Version

    Filter rows based on formula

    The Filter rows based on formula step allow you to filter your data set. It can keep or remove rows based on the result of the specified formula.

    filter rows explanation
    Parameters
    • Filter action: select what to do with rows for which the formula returns true:

      • Keep rows: default, keep the rows for which the formula returns true. All other rows are removed.

      • Remove rows: remove the rows for which the formula returns true. All other rows are removed.

    • Formula: the formula (condition) which decides whether to keep or remove the rows. It must be a formula that returns true or false.

    Usage

    Filter works by evaluating the formula for each row in your data set. Based on the result (whether the formula returns true or false) and configured Filter action it will decide whether to keep the row or remove it from further processing.

    Filter step never changes the data in any way - it simply removes subset of the data from further processing based on the condition provided by the user.

    Note that when you filter, the preview will show you only subset of the records that are available in the sample. This means that the preview output might be much more limited compared to what you’ll get by running the job in full. See examples below to see this.

    Simple filtering

    To only keep rows in the contacts data set where the contact address is in Alaska, we can use filter configured like this:

    filter basic example

    The result after applying the above step may look like this:

    filter basic example result

    Notice that only 5 rows are shown in the preview. When you run the job, you will get 62 rows in the output:

    filter basic example full run

    This is because when working with interactive job editor, you are only working with a sample that has 1000 rows by default. However, when you run the job, it works with complete data set which in this case has 10000 rows and therefore also contains more than just 5 contacts from Alaska.

    Removing rows with empty values

    To remove rows that have empty value in certain column from your data set, you can configure the step like this:

    filter rows remove empty dob example

    Note that since $dateOfBirth is a date column, we compare with null to determine if the value is present or not.

    The same approach will work for decimal, integer and boolean columns. For string columns, you can use formula isBlank($stringColumn) instead.

    Alternatively, you can also write $stringColumn == null || $stringColumn == "" - this is less generic than using isBlank function as it does not catch values that are composed entirely of spaces.

    Filtering with more complex conditions

    In this example, we will remove all contacts who are younger than 21 years and do not have a phone number.

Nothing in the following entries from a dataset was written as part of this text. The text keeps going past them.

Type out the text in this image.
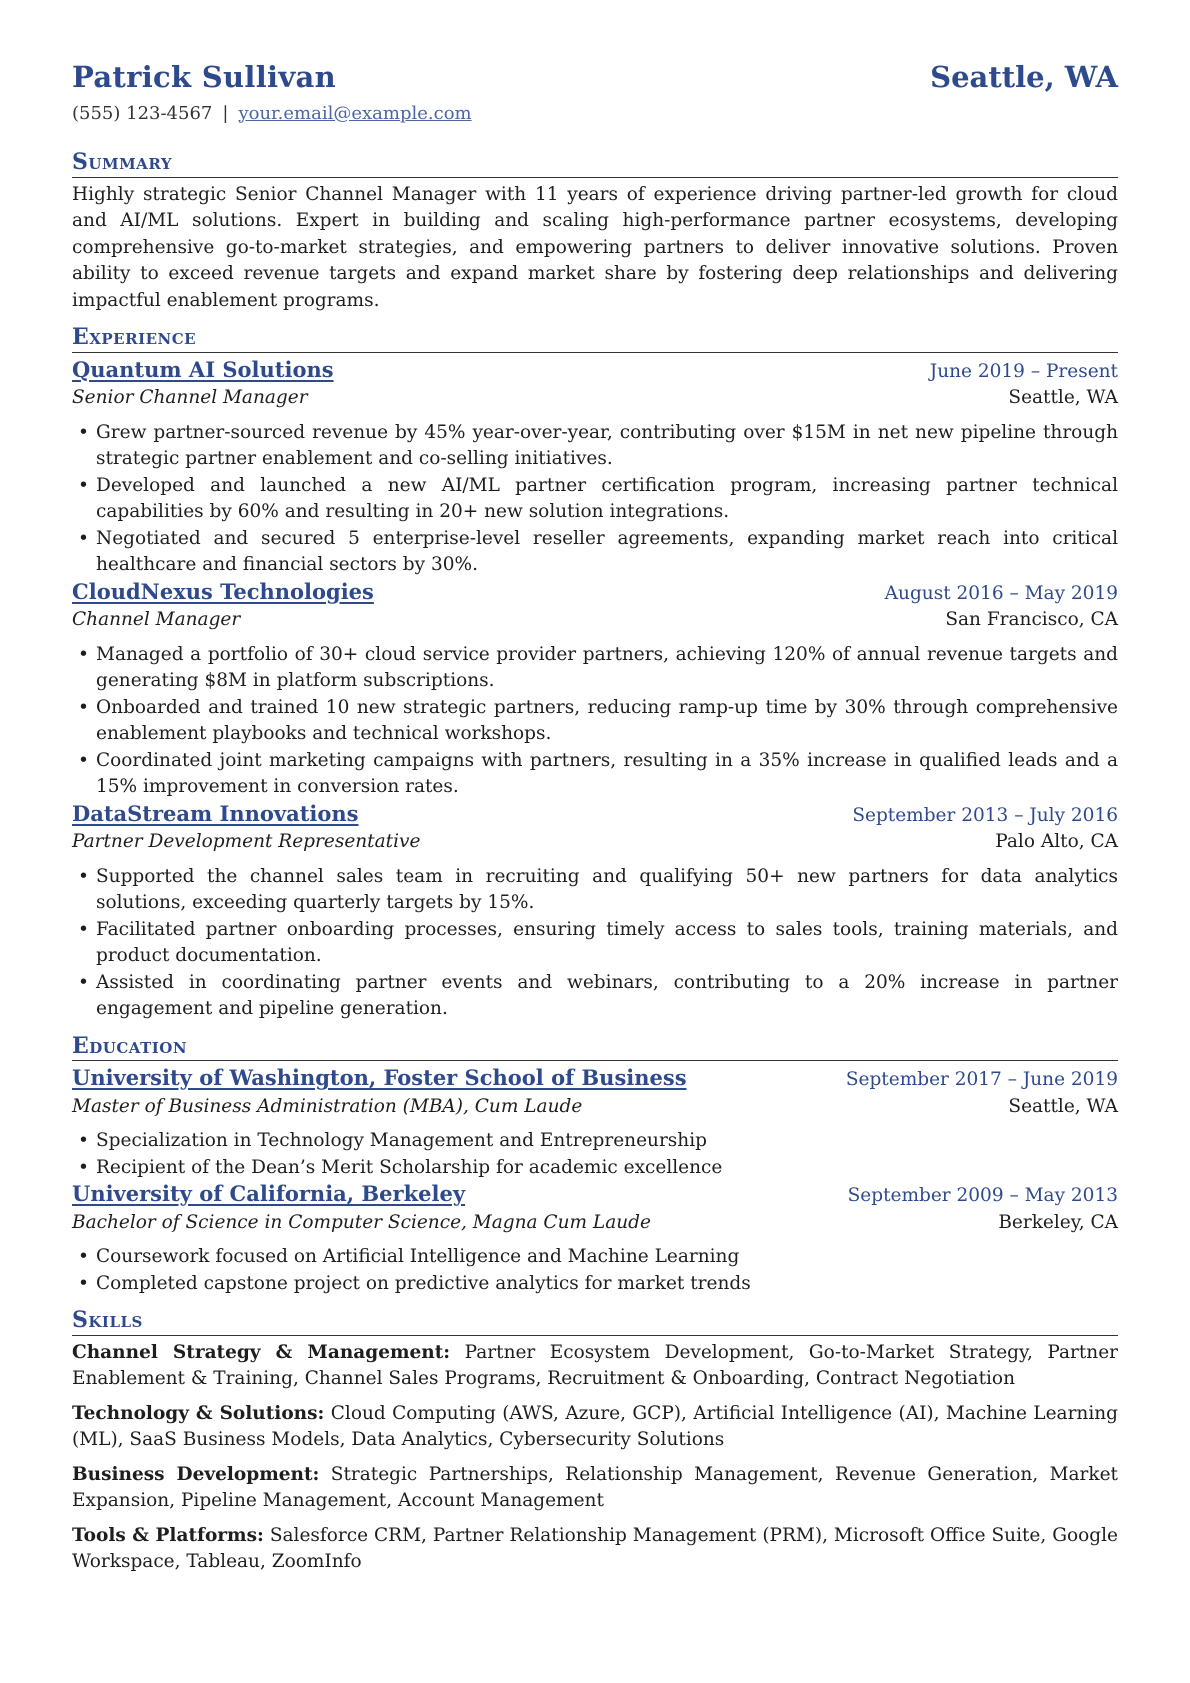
Patrick Sullivan	Seattle, WA
(555) 123-4567 | your.email@example.com
Summary
Highly strategic Senior Channel Manager with 11 years of experience driving partner-led growth for cloud and AI/ML solutions. Expert in building and scaling high-performance partner ecosystems, developing comprehensive go-to-market strategies, and empowering partners to deliver innovative solutions. Proven ability to exceed revenue targets and expand market share by fostering deep relationships and delivering impactful enablement programs.
Experience
Quantum AI Solutions	June 2019 – Present
Senior Channel Manager	Seattle, WA
• Grew partner-sourced revenue by 45% year-over-year, contributing over $15M in net new pipeline through strategic partner enablement and co-selling initiatives.
• Developed and launched a new AI/ML partner certification program, increasing partner technical capabilities by 60% and resulting in 20+ new solution integrations.
• Negotiated and secured 5 enterprise-level reseller agreements, expanding market reach into critical healthcare and financial sectors by 30%.
CloudNexus Technologies	August 2016 – May 2019
Channel Manager	San Francisco, CA
• Managed a portfolio of 30+ cloud service provider partners, achieving 120% of annual revenue targets and generating $8M in platform subscriptions.
• Onboarded and trained 10 new strategic partners, reducing ramp-up time by 30% through comprehensive enablement playbooks and technical workshops.
• Coordinated joint marketing campaigns with partners, resulting in a 35% increase in qualified leads and a 15% improvement in conversion rates.
DataStream Innovations	September 2013 – July 2016
Partner Development Representative	Palo Alto, CA
• Supported the channel sales team in recruiting and qualifying 50+ new partners for data analytics solutions, exceeding quarterly targets by 15%.
• Facilitated partner onboarding processes, ensuring timely access to sales tools, training materials, and product documentation.
• Assisted in coordinating partner events and webinars, contributing to a 20% increase in partner engagement and pipeline generation.
Education
University of Washington, Foster School of Business	September 2017 – June 2019
Master of Business Administration (MBA), Cum Laude	Seattle, WA
• Specialization in Technology Management and Entrepreneurship
• Recipient of the Dean’s Merit Scholarship for academic excellence
University of California, Berkeley	September 2009 – May 2013
Bachelor of Science in Computer Science, Magna Cum Laude	Berkeley, CA
• Coursework focused on Artificial Intelligence and Machine Learning
• Completed capstone project on predictive analytics for market trends
Skills
Channel Strategy & Management: Partner Ecosystem Development, Go-to-Market Strategy, Partner Enablement & Training, Channel Sales Programs, Recruitment & Onboarding, Contract Negotiation
Technology & Solutions: Cloud Computing (AWS, Azure, GCP), Artificial Intelligence (AI), Machine Learning (ML), SaaS Business Models, Data Analytics, Cybersecurity Solutions
Business Development: Strategic Partnerships, Relationship Management, Revenue Generation, Market Expansion, Pipeline Management, Account Management
Tools & Platforms: Salesforce CRM, Partner Relationship Management (PRM), Microsoft Office Suite, Google Workspace, Tableau, ZoomInfo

    filter complex example settings

    In this case we set the Filter action to Remove so that rows matching the condition are removed rather than kept in the data set.

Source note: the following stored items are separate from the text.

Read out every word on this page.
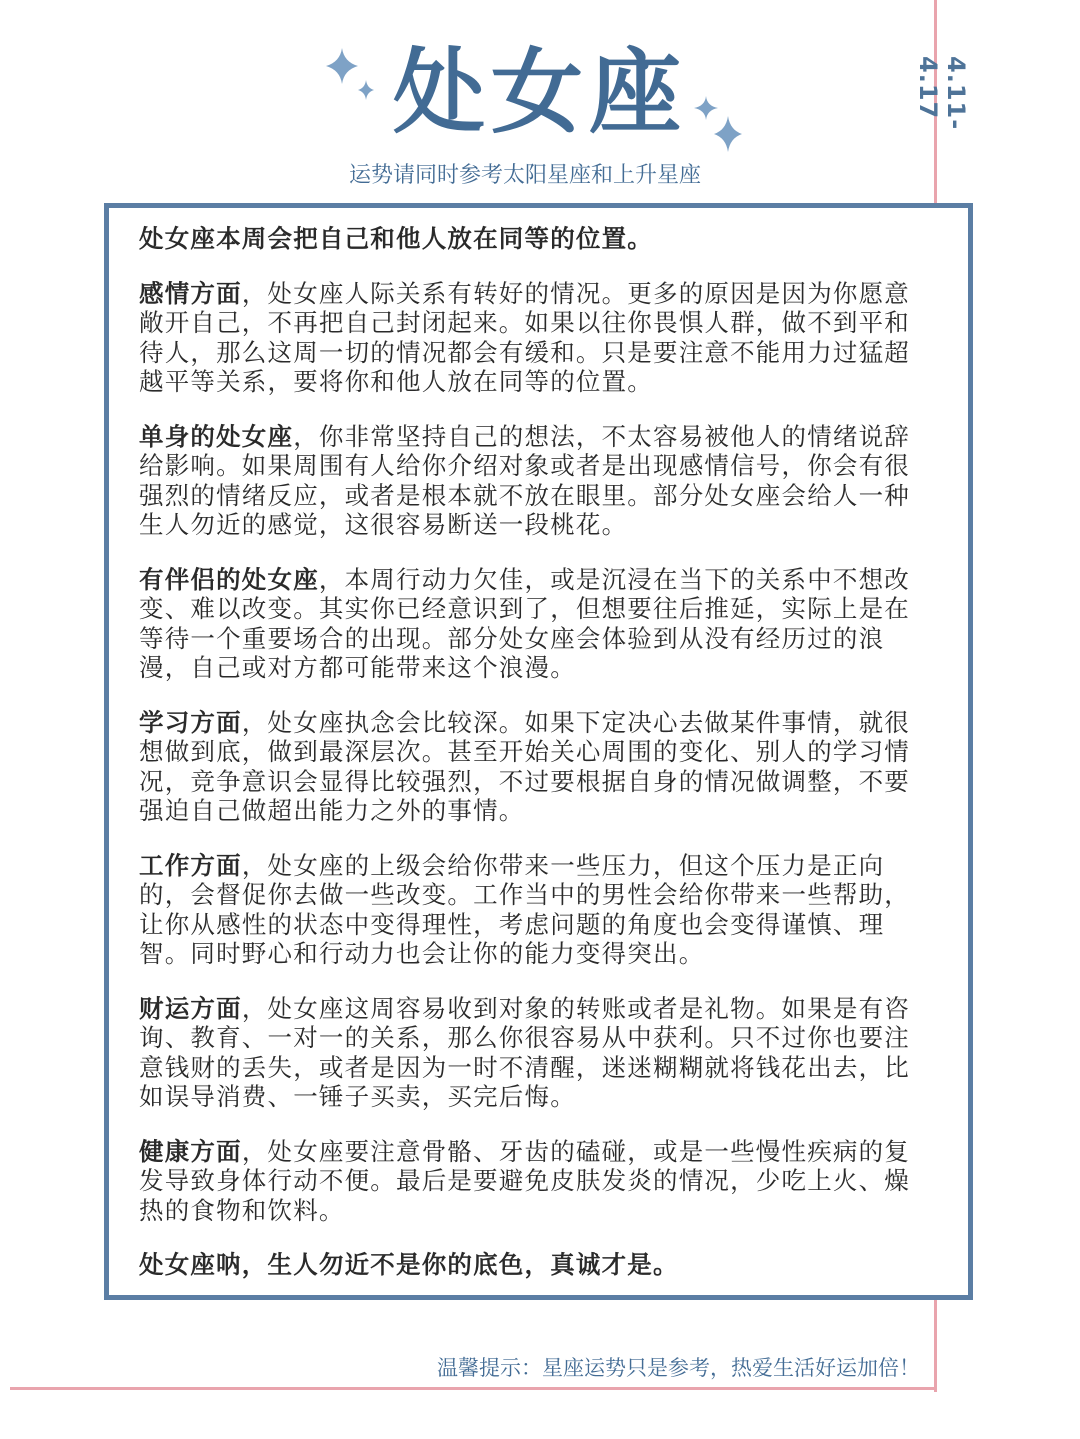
4.11-4.17
处女座
运势请同时参考太阳星座和上升星座

处女座本周会把自己和他人放在同等的位置。

感情方面，处女座人际关系有转好的情况。更多的原因是因为你愿意敞开自己，不再把自己封闭起来。如果以往你畏惧人群，做不到平和待人，那么这周一切的情况都会有缓和。只是要注意不能用力过猛超越平等关系，要将你和他人放在同等的位置。

单身的处女座，你非常坚持自己的想法，不太容易被他人的情绪说辞给影响。如果周围有人给你介绍对象或者是出现感情信号，你会有很强烈的情绪反应，或者是根本就不放在眼里。部分处女座会给人一种生人勿近的感觉，这很容易断送一段桃花。

有伴侣的处女座，本周行动力欠佳，或是沉浸在当下的关系中不想改变、难以改变。其实你已经意识到了，但想要往后推延，实际上是在等待一个重要场合的出现。部分处女座会体验到从没有经历过的浪漫，自己或对方都可能带来这个浪漫。

学习方面，处女座执念会比较深。如果下定决心去做某件事情，就很想做到底，做到最深层次。甚至开始关心周围的变化、别人的学习情况，竞争意识会显得比较强烈，不过要根据自身的情况做调整，不要强迫自己做超出能力之外的事情。

工作方面，处女座的上级会给你带来一些压力，但这个压力是正向的，会督促你去做一些改变。工作当中的男性会给你带来一些帮助，让你从感性的状态中变得理性，考虑问题的角度也会变得谨慎、理智。同时野心和行动力也会让你的能力变得突出。

财运方面，处女座这周容易收到对象的转账或者是礼物。如果是有咨询、教育、一对一的关系，那么你很容易从中获利。只不过你也要注意钱财的丢失，或者是因为一时不清醒，迷迷糊糊就将钱花出去，比如误导消费、一锤子买卖，买完后悔。

健康方面，处女座要注意骨骼、牙齿的磕碰，或是一些慢性疾病的复发导致身体行动不便。最后是要避免皮肤发炎的情况，少吃上火、燥热的食物和饮料。

处女座呐，生人勿近不是你的底色，真诚才是。

温馨提示：星座运势只是参考，热爱生活好运加倍！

    The formula used in the step is the following:

    dateDiff(today(), $dateOfBirth, year) < 21
    AND
    isBlank($phone)

    In the first line of the formula, we calculate the age of the customer by using a dateDiff function to calculate the difference between two dates combined with today() function to get today’s date. The result is compared with 21 to see if the customer is younger than 21.

    In the third line above we test if the $phone column is empty by using an isBlank function.

    Both parts (age test and phone test) are combined with AND operator so both conditions must be true for the formula to also return true. You can often see this operator written as &&.

    With settings like this, the step will remove small number of customers from the data. To see the full effect of the step, we can run the job to get result like this:

    filter complex example result
    Remarks
    • When working in an interactive job editor, the step works with sample. Full data set may contain more records that satisfy filtering conditions. To get full picture of your data after it has been filtered, run the job via Run job button.